Luno’s Reitz explains that Bitcoin gained 9% over the last week, breaking above the critical resistance level of $31 500.
He notes it has yet to be seen whether this is sustained, as bear markets usually have many such bounces before moving back down. It outperformed most of the crypto markets in May, and its dominance has grown from 42.5% at the start, to 46.7% currently, indicating altcoins in general are underperforming Bitcoin, he adds.
“US equities also rallied towards the end of last week, with Bitcoin following, hence traders are probably closely watching equities to determine crypto's next direction as well.”
He adds that Bitcoin has slumped significantly over the past few weeks, in tandem with the slide across financial markets.
“On 9 May, global stocks suffered their worst one-day decline since the coronavirus pandemic first emerged in 2020. The initial slump didn’t appear to have been due to any specific catalyst, but analysts were pointing to a growing pessimism about the state of the world’s large economies.”

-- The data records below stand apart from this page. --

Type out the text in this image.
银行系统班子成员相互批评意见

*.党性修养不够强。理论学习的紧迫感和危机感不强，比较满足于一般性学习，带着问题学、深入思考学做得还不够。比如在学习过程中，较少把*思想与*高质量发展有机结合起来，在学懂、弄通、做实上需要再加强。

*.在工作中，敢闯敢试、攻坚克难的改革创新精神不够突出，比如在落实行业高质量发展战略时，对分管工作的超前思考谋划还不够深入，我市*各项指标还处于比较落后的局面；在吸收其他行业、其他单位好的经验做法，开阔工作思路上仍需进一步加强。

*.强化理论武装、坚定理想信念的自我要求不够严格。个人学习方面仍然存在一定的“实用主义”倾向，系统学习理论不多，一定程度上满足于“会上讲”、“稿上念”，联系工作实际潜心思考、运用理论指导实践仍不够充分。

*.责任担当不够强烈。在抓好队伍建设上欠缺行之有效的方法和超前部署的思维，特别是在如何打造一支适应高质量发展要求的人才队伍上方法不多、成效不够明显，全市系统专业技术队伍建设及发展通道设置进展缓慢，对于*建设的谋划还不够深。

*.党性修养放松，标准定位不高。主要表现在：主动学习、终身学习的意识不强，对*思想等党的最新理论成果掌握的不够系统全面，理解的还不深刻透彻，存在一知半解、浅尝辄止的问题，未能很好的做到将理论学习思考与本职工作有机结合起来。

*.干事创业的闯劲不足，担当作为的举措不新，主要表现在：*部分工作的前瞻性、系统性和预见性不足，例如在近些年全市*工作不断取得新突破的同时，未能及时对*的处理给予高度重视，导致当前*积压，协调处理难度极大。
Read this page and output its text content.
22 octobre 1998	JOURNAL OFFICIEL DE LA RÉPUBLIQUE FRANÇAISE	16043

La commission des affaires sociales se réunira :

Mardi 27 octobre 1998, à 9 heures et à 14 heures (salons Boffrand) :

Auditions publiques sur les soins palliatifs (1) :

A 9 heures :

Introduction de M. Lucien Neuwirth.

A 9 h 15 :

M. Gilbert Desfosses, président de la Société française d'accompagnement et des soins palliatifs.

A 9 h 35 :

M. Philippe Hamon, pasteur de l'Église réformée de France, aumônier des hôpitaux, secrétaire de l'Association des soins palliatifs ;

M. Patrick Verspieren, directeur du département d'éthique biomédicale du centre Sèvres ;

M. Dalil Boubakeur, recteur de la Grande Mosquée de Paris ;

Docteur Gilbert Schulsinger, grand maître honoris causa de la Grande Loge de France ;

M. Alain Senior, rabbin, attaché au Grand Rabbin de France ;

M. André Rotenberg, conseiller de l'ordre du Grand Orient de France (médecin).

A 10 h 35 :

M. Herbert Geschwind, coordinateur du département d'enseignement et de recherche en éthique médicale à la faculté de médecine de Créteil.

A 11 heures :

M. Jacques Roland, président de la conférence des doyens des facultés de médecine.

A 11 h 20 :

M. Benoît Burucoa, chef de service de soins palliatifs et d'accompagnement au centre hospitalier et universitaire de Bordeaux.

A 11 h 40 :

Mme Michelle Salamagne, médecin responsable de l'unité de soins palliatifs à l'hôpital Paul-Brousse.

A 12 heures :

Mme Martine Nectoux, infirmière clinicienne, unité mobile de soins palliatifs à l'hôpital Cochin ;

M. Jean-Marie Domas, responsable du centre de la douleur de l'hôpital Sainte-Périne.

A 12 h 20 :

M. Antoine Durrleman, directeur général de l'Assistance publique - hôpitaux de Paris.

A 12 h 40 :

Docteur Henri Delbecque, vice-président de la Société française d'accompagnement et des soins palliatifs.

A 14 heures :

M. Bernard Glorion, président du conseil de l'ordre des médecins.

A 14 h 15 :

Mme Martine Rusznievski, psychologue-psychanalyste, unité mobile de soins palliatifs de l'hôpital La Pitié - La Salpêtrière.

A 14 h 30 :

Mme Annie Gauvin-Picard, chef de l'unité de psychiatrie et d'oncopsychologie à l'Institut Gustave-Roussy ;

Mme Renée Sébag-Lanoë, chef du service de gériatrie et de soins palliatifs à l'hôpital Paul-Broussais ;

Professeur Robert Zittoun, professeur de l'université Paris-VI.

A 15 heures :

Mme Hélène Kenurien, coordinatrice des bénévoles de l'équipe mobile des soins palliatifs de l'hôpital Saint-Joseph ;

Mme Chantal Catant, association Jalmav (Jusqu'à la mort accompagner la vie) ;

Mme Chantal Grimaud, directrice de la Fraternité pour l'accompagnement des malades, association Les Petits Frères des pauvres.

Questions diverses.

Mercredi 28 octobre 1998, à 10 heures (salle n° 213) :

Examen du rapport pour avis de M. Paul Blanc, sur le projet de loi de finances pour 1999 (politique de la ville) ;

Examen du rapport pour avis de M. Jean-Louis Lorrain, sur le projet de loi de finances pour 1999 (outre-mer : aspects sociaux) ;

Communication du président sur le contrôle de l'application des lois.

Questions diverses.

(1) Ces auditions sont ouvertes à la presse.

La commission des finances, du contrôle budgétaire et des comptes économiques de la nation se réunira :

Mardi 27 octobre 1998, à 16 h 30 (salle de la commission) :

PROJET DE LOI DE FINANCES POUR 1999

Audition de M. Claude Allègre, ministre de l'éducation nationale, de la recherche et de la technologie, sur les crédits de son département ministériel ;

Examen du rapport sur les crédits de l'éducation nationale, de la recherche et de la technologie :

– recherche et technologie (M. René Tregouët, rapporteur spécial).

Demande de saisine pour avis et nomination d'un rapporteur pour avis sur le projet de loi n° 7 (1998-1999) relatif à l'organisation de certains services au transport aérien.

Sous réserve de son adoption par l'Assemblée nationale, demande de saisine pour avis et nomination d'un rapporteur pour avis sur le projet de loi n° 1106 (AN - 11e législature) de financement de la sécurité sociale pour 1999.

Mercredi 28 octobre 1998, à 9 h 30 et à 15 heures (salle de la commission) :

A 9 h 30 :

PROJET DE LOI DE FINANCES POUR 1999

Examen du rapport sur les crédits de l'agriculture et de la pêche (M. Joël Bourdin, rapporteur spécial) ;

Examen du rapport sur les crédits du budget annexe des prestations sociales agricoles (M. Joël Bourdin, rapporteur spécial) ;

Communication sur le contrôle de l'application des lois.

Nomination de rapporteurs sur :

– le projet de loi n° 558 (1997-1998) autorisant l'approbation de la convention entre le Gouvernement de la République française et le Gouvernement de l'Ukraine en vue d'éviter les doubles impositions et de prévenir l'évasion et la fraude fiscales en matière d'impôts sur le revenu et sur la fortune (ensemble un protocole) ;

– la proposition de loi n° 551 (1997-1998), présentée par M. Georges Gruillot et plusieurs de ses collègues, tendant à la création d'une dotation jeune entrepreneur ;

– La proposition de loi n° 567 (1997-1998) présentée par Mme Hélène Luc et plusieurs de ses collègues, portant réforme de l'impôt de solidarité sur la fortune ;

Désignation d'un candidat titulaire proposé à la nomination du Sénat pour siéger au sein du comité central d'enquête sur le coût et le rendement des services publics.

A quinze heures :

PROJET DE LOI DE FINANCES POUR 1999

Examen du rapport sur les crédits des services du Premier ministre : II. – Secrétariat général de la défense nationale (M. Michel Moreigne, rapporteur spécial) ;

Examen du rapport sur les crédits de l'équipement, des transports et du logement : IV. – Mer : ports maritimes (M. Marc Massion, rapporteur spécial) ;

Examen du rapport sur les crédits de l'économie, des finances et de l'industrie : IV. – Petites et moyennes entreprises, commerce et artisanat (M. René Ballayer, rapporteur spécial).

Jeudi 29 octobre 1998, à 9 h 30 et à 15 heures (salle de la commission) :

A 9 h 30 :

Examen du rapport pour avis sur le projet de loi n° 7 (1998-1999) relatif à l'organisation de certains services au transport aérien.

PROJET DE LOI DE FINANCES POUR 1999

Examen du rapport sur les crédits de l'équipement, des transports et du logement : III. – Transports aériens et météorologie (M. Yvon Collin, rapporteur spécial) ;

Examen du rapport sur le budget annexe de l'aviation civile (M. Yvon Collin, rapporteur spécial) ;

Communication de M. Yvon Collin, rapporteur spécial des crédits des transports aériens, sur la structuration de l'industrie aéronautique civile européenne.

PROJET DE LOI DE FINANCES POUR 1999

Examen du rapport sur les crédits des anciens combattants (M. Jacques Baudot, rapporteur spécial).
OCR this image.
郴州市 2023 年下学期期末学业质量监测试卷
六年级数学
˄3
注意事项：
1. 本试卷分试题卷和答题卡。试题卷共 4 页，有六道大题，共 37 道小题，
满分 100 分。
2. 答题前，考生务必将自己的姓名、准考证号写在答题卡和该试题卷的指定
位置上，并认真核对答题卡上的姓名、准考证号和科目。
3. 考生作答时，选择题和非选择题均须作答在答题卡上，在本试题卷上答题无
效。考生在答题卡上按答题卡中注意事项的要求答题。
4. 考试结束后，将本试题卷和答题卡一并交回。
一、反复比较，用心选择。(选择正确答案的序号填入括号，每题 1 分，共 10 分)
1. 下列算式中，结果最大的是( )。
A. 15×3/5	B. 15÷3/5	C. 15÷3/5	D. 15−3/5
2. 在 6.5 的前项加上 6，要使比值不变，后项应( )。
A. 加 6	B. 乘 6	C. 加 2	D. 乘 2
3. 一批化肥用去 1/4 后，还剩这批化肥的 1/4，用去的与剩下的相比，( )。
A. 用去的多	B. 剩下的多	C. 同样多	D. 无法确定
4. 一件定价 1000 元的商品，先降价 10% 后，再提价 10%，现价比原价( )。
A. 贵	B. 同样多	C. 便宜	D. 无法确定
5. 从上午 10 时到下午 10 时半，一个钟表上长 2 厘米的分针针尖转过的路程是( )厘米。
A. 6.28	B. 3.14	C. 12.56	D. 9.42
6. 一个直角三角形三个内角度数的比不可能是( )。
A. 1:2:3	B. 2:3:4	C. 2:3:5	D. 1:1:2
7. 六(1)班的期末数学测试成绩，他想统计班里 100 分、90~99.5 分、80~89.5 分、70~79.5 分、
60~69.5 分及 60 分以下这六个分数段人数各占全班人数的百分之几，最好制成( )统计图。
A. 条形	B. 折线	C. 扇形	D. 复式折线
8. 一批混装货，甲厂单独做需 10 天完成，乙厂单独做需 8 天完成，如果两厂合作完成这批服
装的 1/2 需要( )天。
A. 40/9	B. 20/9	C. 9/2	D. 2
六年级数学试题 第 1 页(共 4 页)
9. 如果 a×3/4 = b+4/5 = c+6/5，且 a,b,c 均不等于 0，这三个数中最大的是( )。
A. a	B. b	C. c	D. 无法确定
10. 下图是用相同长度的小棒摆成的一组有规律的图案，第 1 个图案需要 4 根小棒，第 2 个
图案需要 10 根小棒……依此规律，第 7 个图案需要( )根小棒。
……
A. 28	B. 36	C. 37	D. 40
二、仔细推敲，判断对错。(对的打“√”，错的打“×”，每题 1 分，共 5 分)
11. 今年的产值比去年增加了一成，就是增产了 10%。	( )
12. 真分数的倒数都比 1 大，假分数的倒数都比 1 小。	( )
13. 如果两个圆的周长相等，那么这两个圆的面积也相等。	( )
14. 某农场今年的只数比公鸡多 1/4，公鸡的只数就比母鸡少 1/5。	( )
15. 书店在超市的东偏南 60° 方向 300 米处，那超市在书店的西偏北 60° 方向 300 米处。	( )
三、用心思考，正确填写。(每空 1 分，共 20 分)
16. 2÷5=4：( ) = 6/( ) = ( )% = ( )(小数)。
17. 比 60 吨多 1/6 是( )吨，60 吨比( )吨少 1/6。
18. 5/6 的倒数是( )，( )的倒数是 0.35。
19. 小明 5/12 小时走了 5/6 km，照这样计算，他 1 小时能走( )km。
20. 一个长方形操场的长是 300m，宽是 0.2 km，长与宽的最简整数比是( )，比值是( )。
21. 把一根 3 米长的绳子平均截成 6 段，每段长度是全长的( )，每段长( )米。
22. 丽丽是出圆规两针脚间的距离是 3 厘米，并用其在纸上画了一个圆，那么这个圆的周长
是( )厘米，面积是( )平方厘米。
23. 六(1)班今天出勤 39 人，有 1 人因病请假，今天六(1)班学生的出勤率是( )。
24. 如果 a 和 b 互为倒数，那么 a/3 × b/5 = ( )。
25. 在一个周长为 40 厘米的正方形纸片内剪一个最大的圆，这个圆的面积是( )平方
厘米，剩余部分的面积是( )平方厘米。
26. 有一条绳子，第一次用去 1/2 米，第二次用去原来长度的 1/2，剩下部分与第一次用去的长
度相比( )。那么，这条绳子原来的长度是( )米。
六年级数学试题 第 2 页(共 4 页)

For Porter, there are two primary driving factors behind the recent price action in Bitcoin; the first being the moves made by the US Federal Reserve to increase interest rates in the face of high inflation and market instability.
He says the second driver was the virtual implosion of a stablecoin called TerraUSD. “A stablecoin, as its name suggests, is meant to have a stable value because the tokens are pegged to the value of a currency such as the US dollar.
“In the case of TerraUSD, its peg to the US dollar was backed algorithmically through a network of arbitrageurs, who buy and sell Terra’s volatile crypto-currency governance token LUNA. TerraUSD de-pegged from the US dollar, which led to large LUNA holders burning their tokens in an attempt to retain the peg to the US dollar.
“As a result, LUNA lost 99% of its value. This extreme market volatility, which affected a well-known stablecoin, severely affected market confidence and even the confidence in other, unrelated stablecoins,” Porter concludes.